(New York) – United States Secretary of State John Kerry and Treasury Secretary Jack Lew should use the upcoming US-China Strategic & Economic Dialogue to forcefully advocate better human rights protections in China, nine human rights organizations said today in a letter to Kerry and Lew. The dialogue will take place in Washington, DC, on June 22-24, 2015.
The letter was sent by Amnesty International, China Aid, Freedom House, Human Rights in China, Human Rights Watch, the International Campaign for Tibet, Project 2049, Reporters Without Borders, and the Uighur Human Rights Project.

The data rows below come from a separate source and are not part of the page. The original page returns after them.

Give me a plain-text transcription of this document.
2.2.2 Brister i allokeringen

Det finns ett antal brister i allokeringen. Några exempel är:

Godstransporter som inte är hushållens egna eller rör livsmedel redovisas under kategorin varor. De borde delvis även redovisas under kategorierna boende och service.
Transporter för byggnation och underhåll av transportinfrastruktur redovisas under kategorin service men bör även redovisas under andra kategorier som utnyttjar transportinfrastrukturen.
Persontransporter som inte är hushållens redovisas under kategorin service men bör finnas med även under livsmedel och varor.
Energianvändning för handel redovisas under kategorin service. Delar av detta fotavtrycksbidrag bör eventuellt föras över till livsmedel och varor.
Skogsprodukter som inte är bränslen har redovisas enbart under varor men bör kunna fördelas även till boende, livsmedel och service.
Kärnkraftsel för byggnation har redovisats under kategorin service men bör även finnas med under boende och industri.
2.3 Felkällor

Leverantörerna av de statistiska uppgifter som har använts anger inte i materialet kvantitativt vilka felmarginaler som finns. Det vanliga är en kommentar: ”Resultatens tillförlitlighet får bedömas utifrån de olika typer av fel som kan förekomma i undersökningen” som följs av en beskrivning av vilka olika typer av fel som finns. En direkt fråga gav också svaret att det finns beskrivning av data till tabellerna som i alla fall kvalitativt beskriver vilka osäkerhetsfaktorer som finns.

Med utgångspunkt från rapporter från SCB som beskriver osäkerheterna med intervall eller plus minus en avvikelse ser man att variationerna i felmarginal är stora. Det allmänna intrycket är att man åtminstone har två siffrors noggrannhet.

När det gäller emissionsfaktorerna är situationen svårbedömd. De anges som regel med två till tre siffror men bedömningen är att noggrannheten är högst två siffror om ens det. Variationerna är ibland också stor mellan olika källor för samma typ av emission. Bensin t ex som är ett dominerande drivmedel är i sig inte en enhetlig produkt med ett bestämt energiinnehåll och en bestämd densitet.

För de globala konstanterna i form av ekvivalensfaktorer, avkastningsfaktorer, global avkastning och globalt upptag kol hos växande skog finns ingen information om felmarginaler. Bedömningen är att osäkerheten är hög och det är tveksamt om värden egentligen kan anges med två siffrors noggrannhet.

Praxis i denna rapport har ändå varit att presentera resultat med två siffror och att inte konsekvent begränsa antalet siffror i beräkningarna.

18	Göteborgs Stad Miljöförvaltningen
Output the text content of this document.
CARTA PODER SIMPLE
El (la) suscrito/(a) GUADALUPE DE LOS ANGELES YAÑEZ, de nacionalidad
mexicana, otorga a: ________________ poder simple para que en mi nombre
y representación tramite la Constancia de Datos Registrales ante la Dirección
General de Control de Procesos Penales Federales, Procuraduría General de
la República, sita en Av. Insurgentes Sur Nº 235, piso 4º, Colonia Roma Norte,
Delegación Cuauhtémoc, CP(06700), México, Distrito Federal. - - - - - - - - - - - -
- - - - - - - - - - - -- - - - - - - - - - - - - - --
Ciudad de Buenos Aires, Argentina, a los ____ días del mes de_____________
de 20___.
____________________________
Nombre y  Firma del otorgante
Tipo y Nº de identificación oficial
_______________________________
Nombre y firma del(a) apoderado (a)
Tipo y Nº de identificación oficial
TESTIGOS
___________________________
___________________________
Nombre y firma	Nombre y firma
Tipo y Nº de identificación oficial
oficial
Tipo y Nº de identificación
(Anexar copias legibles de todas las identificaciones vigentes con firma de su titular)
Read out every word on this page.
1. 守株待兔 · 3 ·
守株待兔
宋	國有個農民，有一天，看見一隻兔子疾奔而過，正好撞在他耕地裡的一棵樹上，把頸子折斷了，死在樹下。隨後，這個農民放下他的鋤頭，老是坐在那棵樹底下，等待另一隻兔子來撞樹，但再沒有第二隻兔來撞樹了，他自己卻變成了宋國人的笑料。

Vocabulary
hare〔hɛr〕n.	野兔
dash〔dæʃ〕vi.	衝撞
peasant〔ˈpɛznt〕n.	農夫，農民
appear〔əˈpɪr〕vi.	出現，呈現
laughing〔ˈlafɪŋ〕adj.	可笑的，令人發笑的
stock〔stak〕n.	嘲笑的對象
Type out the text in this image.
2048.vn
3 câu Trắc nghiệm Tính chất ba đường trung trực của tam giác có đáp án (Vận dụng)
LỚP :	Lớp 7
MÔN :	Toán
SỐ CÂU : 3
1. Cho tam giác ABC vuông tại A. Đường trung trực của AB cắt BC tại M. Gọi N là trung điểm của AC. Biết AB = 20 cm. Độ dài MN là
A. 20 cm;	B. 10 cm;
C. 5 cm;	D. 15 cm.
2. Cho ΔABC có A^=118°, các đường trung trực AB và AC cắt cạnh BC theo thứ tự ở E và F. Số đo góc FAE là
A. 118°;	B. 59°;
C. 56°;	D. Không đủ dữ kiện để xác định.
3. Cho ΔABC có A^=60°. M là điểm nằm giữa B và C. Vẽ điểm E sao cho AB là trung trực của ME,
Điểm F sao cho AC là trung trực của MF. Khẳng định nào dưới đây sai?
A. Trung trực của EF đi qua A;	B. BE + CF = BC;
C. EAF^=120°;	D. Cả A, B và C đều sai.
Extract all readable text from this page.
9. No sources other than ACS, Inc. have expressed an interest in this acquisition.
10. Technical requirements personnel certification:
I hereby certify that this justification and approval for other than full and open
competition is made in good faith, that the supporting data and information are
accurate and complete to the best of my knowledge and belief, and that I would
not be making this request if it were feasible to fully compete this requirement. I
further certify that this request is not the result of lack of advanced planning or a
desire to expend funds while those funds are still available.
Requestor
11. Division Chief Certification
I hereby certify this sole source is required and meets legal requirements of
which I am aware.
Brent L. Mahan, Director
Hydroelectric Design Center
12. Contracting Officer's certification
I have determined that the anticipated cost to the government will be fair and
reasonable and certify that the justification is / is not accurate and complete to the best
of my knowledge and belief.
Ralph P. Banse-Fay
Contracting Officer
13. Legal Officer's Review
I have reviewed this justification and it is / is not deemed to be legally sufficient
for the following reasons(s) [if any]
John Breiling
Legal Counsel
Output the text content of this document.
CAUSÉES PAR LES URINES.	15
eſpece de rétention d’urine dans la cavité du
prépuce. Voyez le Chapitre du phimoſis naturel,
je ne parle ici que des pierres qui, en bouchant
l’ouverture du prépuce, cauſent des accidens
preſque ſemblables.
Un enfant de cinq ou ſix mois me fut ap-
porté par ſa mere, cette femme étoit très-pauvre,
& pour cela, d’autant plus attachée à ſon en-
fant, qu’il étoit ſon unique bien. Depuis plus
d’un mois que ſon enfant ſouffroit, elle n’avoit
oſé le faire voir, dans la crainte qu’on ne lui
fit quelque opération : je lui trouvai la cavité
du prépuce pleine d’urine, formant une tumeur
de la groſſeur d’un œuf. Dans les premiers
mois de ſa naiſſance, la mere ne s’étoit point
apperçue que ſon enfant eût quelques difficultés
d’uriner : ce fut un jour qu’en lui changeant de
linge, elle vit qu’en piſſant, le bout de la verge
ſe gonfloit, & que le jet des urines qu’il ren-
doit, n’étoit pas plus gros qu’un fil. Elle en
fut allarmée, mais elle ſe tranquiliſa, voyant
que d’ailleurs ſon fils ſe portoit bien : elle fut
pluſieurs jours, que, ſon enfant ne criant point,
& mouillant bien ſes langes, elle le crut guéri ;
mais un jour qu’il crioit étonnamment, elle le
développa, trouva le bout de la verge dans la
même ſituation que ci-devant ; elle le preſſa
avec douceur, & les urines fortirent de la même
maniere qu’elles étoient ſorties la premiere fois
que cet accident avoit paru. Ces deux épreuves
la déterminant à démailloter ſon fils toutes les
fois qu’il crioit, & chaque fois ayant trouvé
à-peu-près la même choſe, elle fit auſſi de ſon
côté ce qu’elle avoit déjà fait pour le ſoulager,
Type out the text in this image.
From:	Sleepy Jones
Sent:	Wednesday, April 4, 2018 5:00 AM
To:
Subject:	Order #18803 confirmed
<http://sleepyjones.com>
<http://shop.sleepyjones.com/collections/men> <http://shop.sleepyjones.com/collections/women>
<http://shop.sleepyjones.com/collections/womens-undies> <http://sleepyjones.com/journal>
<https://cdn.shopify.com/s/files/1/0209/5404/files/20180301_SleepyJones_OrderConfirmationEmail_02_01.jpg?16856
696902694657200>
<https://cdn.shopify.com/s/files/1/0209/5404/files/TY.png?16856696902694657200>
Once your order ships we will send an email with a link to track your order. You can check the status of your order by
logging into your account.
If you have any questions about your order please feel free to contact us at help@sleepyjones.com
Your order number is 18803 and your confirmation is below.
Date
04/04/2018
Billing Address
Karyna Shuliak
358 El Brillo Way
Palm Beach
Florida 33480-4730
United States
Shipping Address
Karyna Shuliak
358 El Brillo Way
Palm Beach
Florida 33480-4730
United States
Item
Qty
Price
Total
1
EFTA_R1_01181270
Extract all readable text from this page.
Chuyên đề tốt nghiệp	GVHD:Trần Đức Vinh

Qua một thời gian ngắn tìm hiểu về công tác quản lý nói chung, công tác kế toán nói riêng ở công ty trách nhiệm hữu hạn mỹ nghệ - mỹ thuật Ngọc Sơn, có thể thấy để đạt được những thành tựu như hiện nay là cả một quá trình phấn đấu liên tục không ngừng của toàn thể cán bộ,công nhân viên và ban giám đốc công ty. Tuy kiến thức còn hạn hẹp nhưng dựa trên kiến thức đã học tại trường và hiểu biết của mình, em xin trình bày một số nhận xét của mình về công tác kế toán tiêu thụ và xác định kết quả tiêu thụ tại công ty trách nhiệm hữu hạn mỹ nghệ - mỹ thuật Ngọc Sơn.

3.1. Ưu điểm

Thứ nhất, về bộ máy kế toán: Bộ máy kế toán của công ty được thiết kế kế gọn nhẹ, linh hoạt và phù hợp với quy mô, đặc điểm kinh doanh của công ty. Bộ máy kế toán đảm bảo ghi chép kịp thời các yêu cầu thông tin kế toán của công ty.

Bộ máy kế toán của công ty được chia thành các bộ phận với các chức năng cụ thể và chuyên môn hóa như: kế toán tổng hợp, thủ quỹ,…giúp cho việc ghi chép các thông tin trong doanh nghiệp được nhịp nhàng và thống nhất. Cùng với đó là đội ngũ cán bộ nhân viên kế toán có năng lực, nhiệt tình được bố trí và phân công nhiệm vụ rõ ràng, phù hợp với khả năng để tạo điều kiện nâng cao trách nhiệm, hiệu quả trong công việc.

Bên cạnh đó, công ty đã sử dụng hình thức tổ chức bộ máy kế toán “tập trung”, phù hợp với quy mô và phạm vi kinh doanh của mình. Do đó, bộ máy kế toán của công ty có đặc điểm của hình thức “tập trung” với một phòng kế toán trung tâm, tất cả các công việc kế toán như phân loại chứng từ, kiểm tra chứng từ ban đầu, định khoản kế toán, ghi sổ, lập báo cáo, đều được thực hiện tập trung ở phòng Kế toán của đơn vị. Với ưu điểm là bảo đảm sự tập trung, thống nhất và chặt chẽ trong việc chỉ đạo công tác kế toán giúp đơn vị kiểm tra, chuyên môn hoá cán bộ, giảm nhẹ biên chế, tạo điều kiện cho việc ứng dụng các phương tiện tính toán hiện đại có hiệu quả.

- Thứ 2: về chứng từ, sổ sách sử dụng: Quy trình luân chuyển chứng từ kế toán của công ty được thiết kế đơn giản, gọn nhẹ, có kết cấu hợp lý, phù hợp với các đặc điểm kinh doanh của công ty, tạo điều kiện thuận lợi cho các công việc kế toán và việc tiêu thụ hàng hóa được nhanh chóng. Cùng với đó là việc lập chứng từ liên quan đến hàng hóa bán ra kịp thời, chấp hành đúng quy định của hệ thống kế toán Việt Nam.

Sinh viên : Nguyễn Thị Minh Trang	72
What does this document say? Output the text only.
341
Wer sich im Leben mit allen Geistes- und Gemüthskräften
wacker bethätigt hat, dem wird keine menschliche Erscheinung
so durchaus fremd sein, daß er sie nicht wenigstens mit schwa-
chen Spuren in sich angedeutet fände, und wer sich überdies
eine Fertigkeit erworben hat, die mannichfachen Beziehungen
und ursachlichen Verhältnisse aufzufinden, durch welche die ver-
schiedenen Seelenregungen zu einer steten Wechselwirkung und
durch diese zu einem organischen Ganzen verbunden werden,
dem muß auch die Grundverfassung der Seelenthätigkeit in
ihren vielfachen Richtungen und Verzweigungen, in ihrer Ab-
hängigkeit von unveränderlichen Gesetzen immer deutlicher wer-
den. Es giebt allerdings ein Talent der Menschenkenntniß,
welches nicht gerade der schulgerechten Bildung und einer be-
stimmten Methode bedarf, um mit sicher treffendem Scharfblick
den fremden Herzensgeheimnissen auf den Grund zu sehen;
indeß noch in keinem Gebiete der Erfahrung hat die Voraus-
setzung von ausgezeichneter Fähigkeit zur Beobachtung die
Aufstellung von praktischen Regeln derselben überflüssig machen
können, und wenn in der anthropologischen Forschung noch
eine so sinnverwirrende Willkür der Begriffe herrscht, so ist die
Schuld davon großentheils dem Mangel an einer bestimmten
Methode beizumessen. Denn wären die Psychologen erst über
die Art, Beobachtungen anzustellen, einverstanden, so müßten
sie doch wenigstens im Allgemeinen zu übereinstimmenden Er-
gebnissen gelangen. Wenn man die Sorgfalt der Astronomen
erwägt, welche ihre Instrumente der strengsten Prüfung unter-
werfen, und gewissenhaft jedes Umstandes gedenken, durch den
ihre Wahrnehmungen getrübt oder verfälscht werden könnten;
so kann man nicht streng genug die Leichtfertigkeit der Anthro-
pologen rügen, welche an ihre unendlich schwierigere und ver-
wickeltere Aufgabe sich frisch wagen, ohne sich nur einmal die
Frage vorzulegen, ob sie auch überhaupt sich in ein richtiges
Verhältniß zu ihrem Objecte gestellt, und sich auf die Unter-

“Hardly anyone in the US administration thinks the human rights situation in China is improving, and that reality is limiting key aspects of the relationship,” said Sophie Richardson, China director at Human Rights Watch. “As a result, US officials who sit down to talk with Chinese counterparts have an interest in urging an end to those abuses.”
The groups expressed appreciation for US efforts to push back against a draft law that would restrict the operations of foreign nongovernmental groups in China and to support some human rights defenders from China. But the organizations questioned whether the US is truly pursuing its stated “whole of government” approach to human rights in China. They recommended that the US:
- Explain frankly that a failure by the Chinese government to withdraw or to rewrite in compliance with international human rights standards its draft laws on counterterrorism, national security, and foreign nongovernmental groups presents significant obstacles to bilateral cooperation on issues ranging from economic ties to law enforcement cooperation to cultural exchanges;
- Publicly call for the release of people imprisoned for doing nothing more than peacefully exercising their rights;
- Publicly express concerns about ongoing and multiplying threats to freedom of expression in China;
- Demonstrate commitment to the “Stand with Civil Society” initiative by hosting prominent human rights defenders from China at the White House; and
- Report publicly after the dialogue about what human rights issues were raised, and by whom, to build confidence in the “whole of government” approach.